Le prochain Baldur’s Gate 3 de Larian n’est pas non plus techniquement une première. En 2002, Black Isle a annoncé qu’il travaillait sur un jeu appelé Baldur’s Gate 3 : The Black Hound, un jeu qui serait construit en utilisant le moteur Aurora de BioWare. En plus de se situer dans l’univers de Forgotten Realms, The Black Hound n’aurait rien à voir avec l’histoire ou les personnages des précédents jeux Baldur’s Gate, un concept qui n’a pas plu à certains des concepteurs de Black Isle.

Environ un an après son annonce, The Black Hound a été discrètement annulé lorsque Interplay et Wizards of the Coast ont mis fin à leur accord de licence. Cependant, BioWare a vu un potentiel dans ce que Black Isle avait tenté avec The Black Hound et a continué à travailler sur des éléments de la série Baldur’s Gate (y compris The Black Hound) et Neverwinter Nights dans un format fantastique complètement original : 2009’s Dragon Age : Origins qui, comme les fans le savent déjà, a engendré de multiples suites.

Nous serions également négligents si nous ne mentionnions pas les excellents ports « Enhanced Edition » du Baldur’s Gate original et du Baldur’s Gate 2 développé par Beamdog.
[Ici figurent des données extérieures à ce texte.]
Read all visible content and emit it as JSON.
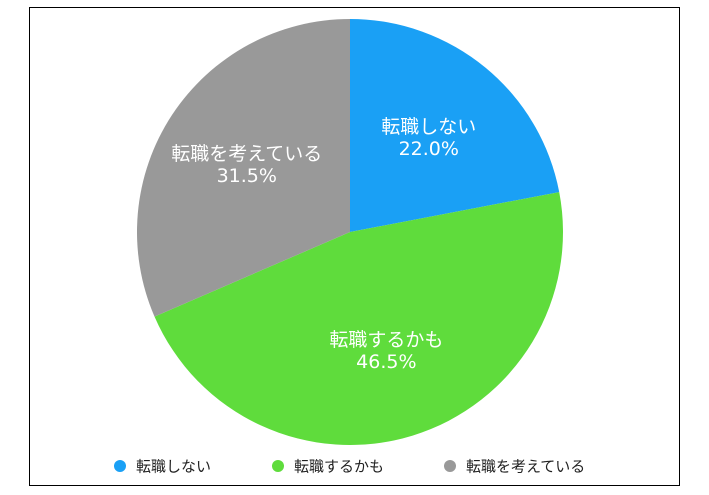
{
  "chart_data": {
    "type": "pie",
    "title": "",
    "slices": [
      {
        "label": "転職しない",
        "value": 22.0,
        "value_label": "22.0%",
        "color": "#1aa0f5"
      },
      {
        "label": "転職するかも",
        "value": 46.5,
        "value_label": "46.5%",
        "color": "#5fdc3c"
      },
      {
        "label": "転職を考えている",
        "value": 31.5,
        "value_label": "31.5%",
        "color": "#999999"
      }
    ],
    "start_angle": "12 o'clock",
    "direction": "clockwise",
    "legend_position": "bottom",
    "slice_label_color": "#ffffff"
  }
}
Au cours des dernières années, Beamdog a produit des rééditions de haute qualité de nombreux jeux isométriques classiques de D&D, y compris non seulement les titres originaux de Baldur’s Gate mais aussi Neverwinter Nights, Planescape : Torment, et Icewind Dale.

Dans tous les cas, Beamdog a réussi à porter chaque jeu sur de nouvelles plateformes telles que les mobiles et les consoles, et pour Baldur’s Gate, il a même créé un tout nouveau pack d’extension appelé Siege of Dragonspear. Si vous cherchez à rattraper votre retard avant le lancement de Baldur’s Gate 3’slaunch (qui est censé arriver plus tard cette année), vous ne pouvez vraiment pas faire mieux que les portages de l’édition améliorée de Beamdog.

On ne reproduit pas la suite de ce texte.